Strengths and Limitations
Our study is strengthened by a comprehensive search in duplicate to
identify all published randomized controlled trials in The Journal.
Our findings may not be generalized to other journals or other study designs.
The number of studies in our review was limited to those published in the
eligible time-period. Although the number of studies was small, the
association between blinding status and treatment effect was sufficiently
large to identify a significant difference. The study was, however,
underpowered to detect the association between positive study results and
blinding. Our power analysis suggests that 216 studies (108 per arm) would be
required to achieve 80% study power (a beta value of 0.20) with an alpha value
of 0.05.
Many factors may explain the heterogeneity in the size of treatment effects
in addition to
blinding5. In our
study, allocation concealment had less influence on the magnitude of treatment
effect than did blinding of the outcome assessors. However, our sample of
studies was not large enough to reach significance. Thus, our results should
be cautiously interpreted. Our findings do, however, raise important
hypotheses to be examined in future studies.

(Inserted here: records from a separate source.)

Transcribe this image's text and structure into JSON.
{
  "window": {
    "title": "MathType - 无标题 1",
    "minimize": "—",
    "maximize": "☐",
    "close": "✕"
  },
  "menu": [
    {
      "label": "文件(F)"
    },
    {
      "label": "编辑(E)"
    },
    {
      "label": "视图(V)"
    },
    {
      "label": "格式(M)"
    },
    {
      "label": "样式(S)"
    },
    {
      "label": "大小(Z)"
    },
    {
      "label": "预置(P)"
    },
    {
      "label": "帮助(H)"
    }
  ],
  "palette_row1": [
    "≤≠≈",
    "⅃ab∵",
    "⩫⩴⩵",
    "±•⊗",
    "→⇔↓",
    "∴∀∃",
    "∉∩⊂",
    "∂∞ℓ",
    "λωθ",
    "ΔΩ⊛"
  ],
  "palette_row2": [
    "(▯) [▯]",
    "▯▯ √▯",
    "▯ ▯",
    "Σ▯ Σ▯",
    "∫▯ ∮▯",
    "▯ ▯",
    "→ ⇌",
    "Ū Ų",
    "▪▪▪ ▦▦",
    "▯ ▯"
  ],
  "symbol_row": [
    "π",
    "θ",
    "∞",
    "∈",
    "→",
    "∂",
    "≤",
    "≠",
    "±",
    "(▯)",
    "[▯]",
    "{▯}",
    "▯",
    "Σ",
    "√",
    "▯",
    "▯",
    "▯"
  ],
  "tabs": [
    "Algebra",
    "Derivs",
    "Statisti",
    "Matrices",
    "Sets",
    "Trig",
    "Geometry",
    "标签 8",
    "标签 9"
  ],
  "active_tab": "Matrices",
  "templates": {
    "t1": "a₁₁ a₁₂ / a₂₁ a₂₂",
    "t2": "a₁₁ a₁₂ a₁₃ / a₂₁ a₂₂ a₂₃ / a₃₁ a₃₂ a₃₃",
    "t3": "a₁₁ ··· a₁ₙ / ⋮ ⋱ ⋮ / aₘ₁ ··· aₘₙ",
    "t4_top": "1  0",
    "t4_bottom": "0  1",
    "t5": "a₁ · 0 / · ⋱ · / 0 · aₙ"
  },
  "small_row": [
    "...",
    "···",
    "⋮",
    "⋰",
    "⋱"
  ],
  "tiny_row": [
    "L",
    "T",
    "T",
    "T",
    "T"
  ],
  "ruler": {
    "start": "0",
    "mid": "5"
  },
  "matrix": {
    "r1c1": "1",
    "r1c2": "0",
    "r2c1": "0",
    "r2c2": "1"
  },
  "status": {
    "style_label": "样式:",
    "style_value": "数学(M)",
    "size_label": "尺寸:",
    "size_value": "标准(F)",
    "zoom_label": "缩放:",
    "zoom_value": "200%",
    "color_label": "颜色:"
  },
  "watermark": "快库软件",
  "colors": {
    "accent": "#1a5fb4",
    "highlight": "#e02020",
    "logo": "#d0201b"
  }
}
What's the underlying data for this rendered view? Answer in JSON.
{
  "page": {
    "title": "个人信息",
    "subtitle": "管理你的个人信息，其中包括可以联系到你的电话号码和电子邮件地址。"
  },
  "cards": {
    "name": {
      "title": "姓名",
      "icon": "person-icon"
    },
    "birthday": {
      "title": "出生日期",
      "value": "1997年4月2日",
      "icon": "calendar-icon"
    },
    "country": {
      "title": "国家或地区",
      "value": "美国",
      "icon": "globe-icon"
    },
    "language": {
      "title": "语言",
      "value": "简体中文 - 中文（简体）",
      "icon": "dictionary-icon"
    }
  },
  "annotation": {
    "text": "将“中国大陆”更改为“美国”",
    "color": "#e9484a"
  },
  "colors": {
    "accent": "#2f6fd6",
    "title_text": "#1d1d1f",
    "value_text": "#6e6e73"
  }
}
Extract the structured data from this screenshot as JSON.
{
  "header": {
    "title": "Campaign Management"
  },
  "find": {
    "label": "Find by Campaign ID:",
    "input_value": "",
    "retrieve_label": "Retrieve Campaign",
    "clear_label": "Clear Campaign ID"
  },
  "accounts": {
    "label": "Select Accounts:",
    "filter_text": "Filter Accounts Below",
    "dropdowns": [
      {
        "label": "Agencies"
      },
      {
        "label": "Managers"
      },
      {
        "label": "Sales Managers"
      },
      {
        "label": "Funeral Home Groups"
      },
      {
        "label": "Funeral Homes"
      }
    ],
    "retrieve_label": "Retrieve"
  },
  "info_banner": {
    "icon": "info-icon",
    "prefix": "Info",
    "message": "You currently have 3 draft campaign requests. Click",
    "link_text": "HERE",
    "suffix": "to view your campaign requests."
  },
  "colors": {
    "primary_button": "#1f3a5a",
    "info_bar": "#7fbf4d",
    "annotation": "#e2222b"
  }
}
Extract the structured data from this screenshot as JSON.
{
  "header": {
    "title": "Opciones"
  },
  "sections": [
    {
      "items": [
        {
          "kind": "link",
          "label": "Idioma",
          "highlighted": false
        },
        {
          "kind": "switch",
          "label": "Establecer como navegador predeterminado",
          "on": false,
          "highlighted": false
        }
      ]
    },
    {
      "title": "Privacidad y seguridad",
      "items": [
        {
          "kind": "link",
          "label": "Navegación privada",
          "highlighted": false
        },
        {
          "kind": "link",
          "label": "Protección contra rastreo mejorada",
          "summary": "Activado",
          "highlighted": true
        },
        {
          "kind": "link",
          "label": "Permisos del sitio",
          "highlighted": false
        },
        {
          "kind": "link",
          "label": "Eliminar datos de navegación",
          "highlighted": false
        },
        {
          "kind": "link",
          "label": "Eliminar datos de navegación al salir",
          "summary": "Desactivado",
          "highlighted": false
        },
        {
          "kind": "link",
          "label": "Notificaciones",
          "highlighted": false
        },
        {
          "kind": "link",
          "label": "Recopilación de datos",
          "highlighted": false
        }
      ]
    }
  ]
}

Review of the Relevant Literature
Evaluation of Outcome Reporting
We chose not to use the terms subjective and objective
outcome measures as Zarins did in his recent
editorial17. In
orthopaedics, so-called hard outcomes (clinical events, such as mortality, and
therapeutic outcomes that are assessed from data in the medical record) are
seldom the key outcome of
interest13. Outcome
measures, traditionally described as objective or hard, can even be subject to
interrater disagreement, for example, in imaging of the scaphoid bone and
physical examination of the range of
motion14,26;
therefore, we rely on patient-reported, subjective outcome
measures13,14.
Well-designed patient-reported questionnaires have undergone rigorous testing
and may be more
objective14. Thus,
outcome objectivity is not determined by whether a clinician measures a
parameter directly; rather, it is dependent on the reliability or
reproducibility of a finding, among patients and clinicians
alike27.
Nevertheless, these so-called subjective outcomes, currently in
vogue17, present
great opportunities for
bias11. For
example, Schulz and Grimes explained: "If outcome assessors who know of
the treatment allocation believe a new intervention is better than an old one,
they could register more generous responses to that
intervention."11
In the article by Boutron et al., 77% of the 110 studies they evaluated used a
patient-reported outcome and 15% of the studies used outcomes that did not
suppose contact with patients
(radiology)13. The
majority of the randomized controlled trials that met the eligibility criteria
for our study (63%) used radiographs as an outcome measure, whereas
patient-reported outcomes were less frequently used (a visual analogue scale
was used by 38%, and the SF-36 was used by 13%).
The study by Harvie et al., on the use of outcome scores in surgery of the
shoulder, revealed that the overall pattern of the application of an outcome
score was highly variable and at times
inappropriate19. In
their study, only nineteen randomized controlled trials were identified.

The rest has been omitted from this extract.